Lufthansa has begun using biometric self-boarding gates at Los Angeles International Airport (LAX), the carrier said March 19.
Lufthansa’s self-service gates—deploying facial recognition technology to automate the passenger identification and boarding pass verification process—was developed in collaboration with Amadeus, provider of Lufthansa’s Altéa passenger service and departure control system, US Customs and Border Protection (CBP), LAX and biometric facial recognition systems provider Vision-Box.
During initial trials at LAX, Lufthansa said it could board approximately 350 passengers onto an Airbus A380 in about 20 minutes. Lufthansa flies a daily direct LAX-Frankfurt route out of LAX’s Tom Bradley International Terminal (TBIT/Terminal B).

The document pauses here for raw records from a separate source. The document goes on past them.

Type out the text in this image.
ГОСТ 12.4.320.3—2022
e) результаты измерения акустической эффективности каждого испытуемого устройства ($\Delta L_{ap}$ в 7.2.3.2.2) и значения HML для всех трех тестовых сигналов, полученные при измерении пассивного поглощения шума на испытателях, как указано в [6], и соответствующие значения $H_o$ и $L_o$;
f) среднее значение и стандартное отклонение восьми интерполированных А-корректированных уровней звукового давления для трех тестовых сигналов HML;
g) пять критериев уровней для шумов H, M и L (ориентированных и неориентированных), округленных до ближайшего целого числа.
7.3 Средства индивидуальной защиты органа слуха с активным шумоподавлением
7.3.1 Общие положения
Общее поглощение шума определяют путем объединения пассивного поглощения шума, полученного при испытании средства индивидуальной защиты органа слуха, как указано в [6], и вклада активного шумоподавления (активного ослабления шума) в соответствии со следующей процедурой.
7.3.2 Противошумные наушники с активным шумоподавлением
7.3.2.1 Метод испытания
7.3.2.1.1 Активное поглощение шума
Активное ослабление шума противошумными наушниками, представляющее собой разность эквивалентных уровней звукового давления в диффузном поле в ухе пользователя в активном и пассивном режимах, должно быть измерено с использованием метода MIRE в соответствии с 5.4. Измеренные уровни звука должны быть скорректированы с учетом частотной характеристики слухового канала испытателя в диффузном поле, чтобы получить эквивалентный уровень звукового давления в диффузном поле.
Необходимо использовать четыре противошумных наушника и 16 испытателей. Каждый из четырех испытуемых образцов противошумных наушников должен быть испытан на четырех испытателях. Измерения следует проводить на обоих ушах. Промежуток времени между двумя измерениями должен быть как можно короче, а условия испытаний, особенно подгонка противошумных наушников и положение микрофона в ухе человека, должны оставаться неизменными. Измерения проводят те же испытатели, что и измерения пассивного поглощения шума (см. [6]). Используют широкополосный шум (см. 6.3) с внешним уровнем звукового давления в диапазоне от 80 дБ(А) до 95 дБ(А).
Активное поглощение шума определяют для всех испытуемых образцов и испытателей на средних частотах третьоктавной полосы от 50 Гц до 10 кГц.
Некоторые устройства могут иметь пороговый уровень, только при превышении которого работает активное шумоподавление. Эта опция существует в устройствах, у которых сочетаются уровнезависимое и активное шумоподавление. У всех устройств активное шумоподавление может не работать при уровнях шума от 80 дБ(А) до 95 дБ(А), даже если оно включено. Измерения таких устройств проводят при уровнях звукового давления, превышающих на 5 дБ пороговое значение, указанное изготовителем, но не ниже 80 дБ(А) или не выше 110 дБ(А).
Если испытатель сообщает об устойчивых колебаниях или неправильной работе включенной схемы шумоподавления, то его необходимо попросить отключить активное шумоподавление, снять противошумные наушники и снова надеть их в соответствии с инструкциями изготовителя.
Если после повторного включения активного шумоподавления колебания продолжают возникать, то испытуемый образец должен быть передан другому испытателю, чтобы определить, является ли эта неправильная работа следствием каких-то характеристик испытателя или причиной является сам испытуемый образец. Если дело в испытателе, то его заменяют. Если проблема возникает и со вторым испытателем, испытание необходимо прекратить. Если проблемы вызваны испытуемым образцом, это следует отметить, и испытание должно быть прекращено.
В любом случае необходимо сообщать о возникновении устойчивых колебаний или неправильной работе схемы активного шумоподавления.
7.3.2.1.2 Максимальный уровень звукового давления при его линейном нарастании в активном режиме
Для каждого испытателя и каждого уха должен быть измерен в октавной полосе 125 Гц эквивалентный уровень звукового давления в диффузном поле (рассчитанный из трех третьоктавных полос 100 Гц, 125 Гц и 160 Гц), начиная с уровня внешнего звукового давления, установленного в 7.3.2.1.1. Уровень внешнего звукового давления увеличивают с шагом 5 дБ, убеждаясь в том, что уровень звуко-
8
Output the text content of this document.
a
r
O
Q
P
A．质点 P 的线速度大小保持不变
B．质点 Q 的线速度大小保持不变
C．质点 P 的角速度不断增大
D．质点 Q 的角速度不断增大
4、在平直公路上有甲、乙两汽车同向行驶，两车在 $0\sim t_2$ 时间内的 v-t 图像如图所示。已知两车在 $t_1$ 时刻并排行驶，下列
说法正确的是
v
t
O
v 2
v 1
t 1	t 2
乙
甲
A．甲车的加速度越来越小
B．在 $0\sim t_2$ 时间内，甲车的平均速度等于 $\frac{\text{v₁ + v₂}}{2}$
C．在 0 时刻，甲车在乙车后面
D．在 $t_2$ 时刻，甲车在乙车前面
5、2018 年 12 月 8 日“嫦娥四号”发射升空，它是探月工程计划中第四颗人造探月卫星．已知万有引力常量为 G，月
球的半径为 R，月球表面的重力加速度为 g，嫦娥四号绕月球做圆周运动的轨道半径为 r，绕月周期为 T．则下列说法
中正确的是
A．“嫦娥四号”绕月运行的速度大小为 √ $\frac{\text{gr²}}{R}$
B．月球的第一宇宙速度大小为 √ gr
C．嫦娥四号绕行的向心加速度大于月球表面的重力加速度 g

The airline said it plans to expand the technology to additional US gateways and other passenger touchpoints, “[paving] the way for other airlines using Amadeus’ Altéa technology to rapidly deploy biometrics boarding for their own passengers.”
“We anticipate that in near time, biometric boarding … will be widely utilized across the US and beyond,” Lufthansa senior director-product management ground & digital services Bjoern Becker said.
British Airways began testing biometric boarding on international flights out of LAX in December 2017, with Vision-Box branded platforms installed at TBIT gates 152, 154 and 156.